SZ: Wie soll so ein Plan aussehen?

Siegmann: Ein Plan für den Netzausbau müsste auch legitimiert sein, am besten direkt durch das Volk, wie in der Schweiz. So wird sichergestellt, dass nicht an den reellen Bedürfnissen vorbei geplant wird. In Deutschland werden verschiedene Baustellen isoliert beachtet, aber ein ausbaubares Zielkonzept gibt es nicht. Wir kommen immer von heute zu morgen, aber nicht zu übermorgen.

SZ: Und wie würden wir nach übermorgen kommen?

Siegmann: Der Bund muss sich endlich zu einem großen Gesamtkonzept für die Zukunft der Schiene durchringen. Und der muss regierungsübergreifend Bestand haben und nicht im Dickicht der politischen Entscheidungsprozesse über die Jahre versickern. Aber es gibt gute Ansätze, etwas bei der Diskussion um eine Neuausrichtung der Erstellung eines Bundesverkehrswegeplans.

SZ: Gibt es dazu im Ausland Konzepte, von denen wir lernen könnten?

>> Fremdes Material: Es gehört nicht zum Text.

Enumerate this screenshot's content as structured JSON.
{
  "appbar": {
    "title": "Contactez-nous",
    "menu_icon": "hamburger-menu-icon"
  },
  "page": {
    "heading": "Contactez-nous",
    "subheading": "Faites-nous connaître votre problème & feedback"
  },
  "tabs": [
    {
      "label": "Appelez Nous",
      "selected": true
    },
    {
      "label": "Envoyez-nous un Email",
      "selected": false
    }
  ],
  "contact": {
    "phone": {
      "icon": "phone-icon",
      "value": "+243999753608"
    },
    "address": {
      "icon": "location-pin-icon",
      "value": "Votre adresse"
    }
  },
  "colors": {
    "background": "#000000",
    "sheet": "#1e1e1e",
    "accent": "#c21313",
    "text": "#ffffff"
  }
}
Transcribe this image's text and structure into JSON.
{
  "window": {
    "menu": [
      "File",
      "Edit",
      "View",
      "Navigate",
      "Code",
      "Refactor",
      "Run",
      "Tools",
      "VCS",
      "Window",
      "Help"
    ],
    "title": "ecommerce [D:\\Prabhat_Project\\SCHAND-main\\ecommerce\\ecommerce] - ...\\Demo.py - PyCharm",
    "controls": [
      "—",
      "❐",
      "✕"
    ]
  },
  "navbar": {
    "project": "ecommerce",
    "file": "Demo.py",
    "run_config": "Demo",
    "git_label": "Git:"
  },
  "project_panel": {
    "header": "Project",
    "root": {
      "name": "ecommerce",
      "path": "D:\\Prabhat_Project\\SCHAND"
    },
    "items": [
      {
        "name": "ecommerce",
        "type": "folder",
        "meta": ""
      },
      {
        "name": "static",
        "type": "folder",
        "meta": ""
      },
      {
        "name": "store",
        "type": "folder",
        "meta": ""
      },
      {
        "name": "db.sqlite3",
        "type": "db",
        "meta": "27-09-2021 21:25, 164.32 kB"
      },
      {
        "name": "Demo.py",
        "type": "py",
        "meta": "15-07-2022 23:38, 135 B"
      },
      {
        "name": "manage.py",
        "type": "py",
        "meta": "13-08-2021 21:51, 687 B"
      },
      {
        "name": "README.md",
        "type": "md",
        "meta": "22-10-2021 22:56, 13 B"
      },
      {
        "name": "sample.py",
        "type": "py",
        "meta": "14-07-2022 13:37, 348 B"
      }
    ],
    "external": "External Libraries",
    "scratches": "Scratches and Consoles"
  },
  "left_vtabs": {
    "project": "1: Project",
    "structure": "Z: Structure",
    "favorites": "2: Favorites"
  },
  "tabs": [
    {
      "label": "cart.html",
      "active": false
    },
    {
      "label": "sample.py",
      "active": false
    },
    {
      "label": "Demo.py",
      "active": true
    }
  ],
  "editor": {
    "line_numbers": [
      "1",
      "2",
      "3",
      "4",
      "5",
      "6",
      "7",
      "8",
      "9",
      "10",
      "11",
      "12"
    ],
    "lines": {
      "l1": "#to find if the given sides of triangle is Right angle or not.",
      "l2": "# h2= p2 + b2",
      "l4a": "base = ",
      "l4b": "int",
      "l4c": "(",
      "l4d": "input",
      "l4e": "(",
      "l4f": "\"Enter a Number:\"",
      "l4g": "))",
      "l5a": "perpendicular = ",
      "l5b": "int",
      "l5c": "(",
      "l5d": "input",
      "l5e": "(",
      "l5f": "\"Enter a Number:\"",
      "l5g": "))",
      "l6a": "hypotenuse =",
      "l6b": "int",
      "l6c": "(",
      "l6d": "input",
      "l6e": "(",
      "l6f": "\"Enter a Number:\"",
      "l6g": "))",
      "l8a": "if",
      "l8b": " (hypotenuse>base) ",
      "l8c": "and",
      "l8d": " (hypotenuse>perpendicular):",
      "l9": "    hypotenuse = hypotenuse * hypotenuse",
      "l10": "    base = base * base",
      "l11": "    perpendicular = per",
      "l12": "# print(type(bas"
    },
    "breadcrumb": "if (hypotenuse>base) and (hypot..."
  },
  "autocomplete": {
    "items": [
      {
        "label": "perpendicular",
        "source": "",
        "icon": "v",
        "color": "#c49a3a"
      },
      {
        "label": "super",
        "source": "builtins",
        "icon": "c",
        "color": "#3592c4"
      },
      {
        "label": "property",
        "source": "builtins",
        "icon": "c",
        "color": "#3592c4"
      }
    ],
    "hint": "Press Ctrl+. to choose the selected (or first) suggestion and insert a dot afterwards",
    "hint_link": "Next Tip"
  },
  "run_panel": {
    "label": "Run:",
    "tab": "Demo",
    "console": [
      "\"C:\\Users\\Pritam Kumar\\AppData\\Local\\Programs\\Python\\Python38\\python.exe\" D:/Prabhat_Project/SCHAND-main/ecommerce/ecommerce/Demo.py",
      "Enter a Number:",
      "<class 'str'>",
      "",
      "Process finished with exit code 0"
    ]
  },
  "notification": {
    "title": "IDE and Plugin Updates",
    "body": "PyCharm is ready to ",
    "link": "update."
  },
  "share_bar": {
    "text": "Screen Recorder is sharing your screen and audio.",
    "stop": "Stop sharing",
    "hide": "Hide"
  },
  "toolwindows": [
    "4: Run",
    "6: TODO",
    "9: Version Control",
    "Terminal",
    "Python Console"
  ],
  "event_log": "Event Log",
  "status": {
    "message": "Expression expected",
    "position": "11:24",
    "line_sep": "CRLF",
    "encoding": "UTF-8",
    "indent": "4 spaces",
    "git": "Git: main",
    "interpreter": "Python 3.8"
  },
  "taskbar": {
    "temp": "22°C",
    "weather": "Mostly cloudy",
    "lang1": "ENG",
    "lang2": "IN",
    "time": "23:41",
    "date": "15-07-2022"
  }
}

Siegmann: In der Schweiz beispielsweise gilt das Prinzip: Erst der Fahrplan, dann die dazu notwendige Infrastruktur. Welche Züge brauchen wir, was müssen wir dafür tun, um den Wunschfahrplan zu realisieren? Es gibt ein konkretes Problem und dann wird geprüft, welche finanziellen und materiellen Mittel zur Lösung notwendig sind. Dann geht man zum Volk und sagt: Seid Ihr bereit, dafür entsprechend Geld zu investieren? So sind auch Zugeständnisse möglich, aber am Ende steht ein Modell, das direkt aufgrund reeller Bedürfnisse geplant worden ist - und zu dem die Bevölkerung dann auch steht.

Prof. Dr.-Ing. Jürgen Siegmann, geboren 1952 in Göttingen, leitet seit 1997 das Fachgebiet Schienenfahrwege und Bahnbetrieb an der Technischen Universität Berlin. Schwerpunkte seiner Arbeit und Forschung sind der Schienengüterverkehr und die Optimierung des Schienennetzes. Als Ausgleich zum Schienenuniversum ist Siegmann leidenschaftlicher Motorradfahrer.